Many victims may dismiss signs of manipulation as the normal give-and-take of a relationship, but McCoy says you can tell the difference between healthy compromise and unhealthy manipulation by whether there’s fear involved. “With compromise, there’s no ‘If I don’t do what this person says, they’re going to leave me or hurt me,’” she says.
If that fear is on your mind or you feel it in your gut, there’s a good chance you’re being manipulated.
- You have a gut feeling that something is wrong.
“Listening to your gut is essential to assessing manipulation,” Balestrieri explains. “The enteric nervous system, part of the autonomic nervous system, lives in our gut and is responsible for discerning sensory signals and relaying that information to the brain. Together, their efforts are designed to assess the threat, and this often happens outside of our conscious awareness, which we notice as a ‘gut feeling.’”
- You feel insecure.
The goal of manipulation is to maintain control over you, and making you feel bad about yourself can be one-way manipulators exert their power over you and make you complacent. “They use your vulnerability against you,” Balestrieri explains. When you’re vulnerable, they weaponize your fears and insecurities to make themselves feel superior.”
- They want you to depend on them and others.
If you don’t have anyone else to turn to, it’s easier for a manipulator to control you. That’s why attempts at isolation or extreme codependency can be a sign of manipulation. “They’re trying to isolate you (physically, socially, and financially) and trying to create dependency on them,” Balestreri explains. “Limiting your resources and outside influences gives them control.”
- They keep comparing you to others.
According to Balestreri, comparing you to others can be a form of manipulation. “Manipulative people thrive on the idea that people will compete for them,” she explains. Constant comparison to others can be a form of manipulation, as it’s designed to trigger feelings of inadequacy and competition.”
- They’ve managed to get your friends and family “on their side.”
Balistrieri warns that it’s not just bad traits we should be watching out for. “Watch for flattering behaviors or other attempts to appear positive, as this is often a deliberate attempt to further isolate the victim from their support system by creating the illusion of doubt.” She offers an example: “The first person to write ‘Happy Birthday!’ on your grandmother’s social media page can’t possibly be a manipulative or abusive person, right? Wrong! Impression management is a daily effort by the manipulator, who works hard to get others to like him as a shield.”

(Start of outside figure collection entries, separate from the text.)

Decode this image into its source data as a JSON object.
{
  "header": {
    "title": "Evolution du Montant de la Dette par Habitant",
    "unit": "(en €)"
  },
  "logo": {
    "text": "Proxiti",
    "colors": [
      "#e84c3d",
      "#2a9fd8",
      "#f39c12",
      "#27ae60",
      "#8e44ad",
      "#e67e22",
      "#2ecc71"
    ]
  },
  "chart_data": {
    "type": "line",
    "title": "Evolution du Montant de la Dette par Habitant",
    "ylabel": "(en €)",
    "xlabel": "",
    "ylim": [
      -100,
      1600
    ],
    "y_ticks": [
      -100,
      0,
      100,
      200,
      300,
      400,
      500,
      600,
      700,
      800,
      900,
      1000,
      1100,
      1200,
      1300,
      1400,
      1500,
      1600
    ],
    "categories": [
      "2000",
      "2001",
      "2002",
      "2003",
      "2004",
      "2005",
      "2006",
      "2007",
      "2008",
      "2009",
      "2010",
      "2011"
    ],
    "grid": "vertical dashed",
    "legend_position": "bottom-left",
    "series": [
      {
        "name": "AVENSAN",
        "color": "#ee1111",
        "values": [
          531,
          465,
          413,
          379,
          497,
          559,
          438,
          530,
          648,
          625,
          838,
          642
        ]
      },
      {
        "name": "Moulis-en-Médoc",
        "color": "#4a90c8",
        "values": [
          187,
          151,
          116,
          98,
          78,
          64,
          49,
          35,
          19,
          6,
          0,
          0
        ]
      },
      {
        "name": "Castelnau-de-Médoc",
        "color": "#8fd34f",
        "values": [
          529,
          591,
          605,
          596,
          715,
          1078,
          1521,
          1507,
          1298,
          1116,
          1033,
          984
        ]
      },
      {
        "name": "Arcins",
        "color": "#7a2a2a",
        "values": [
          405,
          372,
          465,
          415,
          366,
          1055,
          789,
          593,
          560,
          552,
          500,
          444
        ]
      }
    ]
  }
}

Manipulators may reach out to loved ones or close friends without telling their partner. If it’s a positive gesture, it will lead to more fun outings or a wider social circle for both partners in the couple. Instead, it’s manipulation when these side conversations create a smokescreen, increase internal fighting, or increase isolation. In such cases, the victim’s family members and friends may be unwitting pawns in a psychological game that the manipulator is trying to win.
Manipulation in Relationships.
While the tactics of manipulation are similar everywhere, there’s no one-size-fits-all approach to what it might look like in a romantic relationship. Sometimes it comes on quickly as control and intimidation, but other times partners notice an asymmetric mix of lies, guilt trips, neglect, denial, justifications, or passive aggression that builds over time. There’s certainly a wide range of experiences.
Selective manipulation can focus on a single, recurring issue, and it can be annoying but harmless. For example: One partner easily dodges chores or always works late on nights when your parents come over. These issues can be addressed through communication and setting boundaries, but what you want to watch out for is toxic manipulation that can lead to abuse. If your romantic partner demands confidentiality, has unpredictable mood swings, and minimizes others’ distress, these manipulative behaviors could lead to abuse.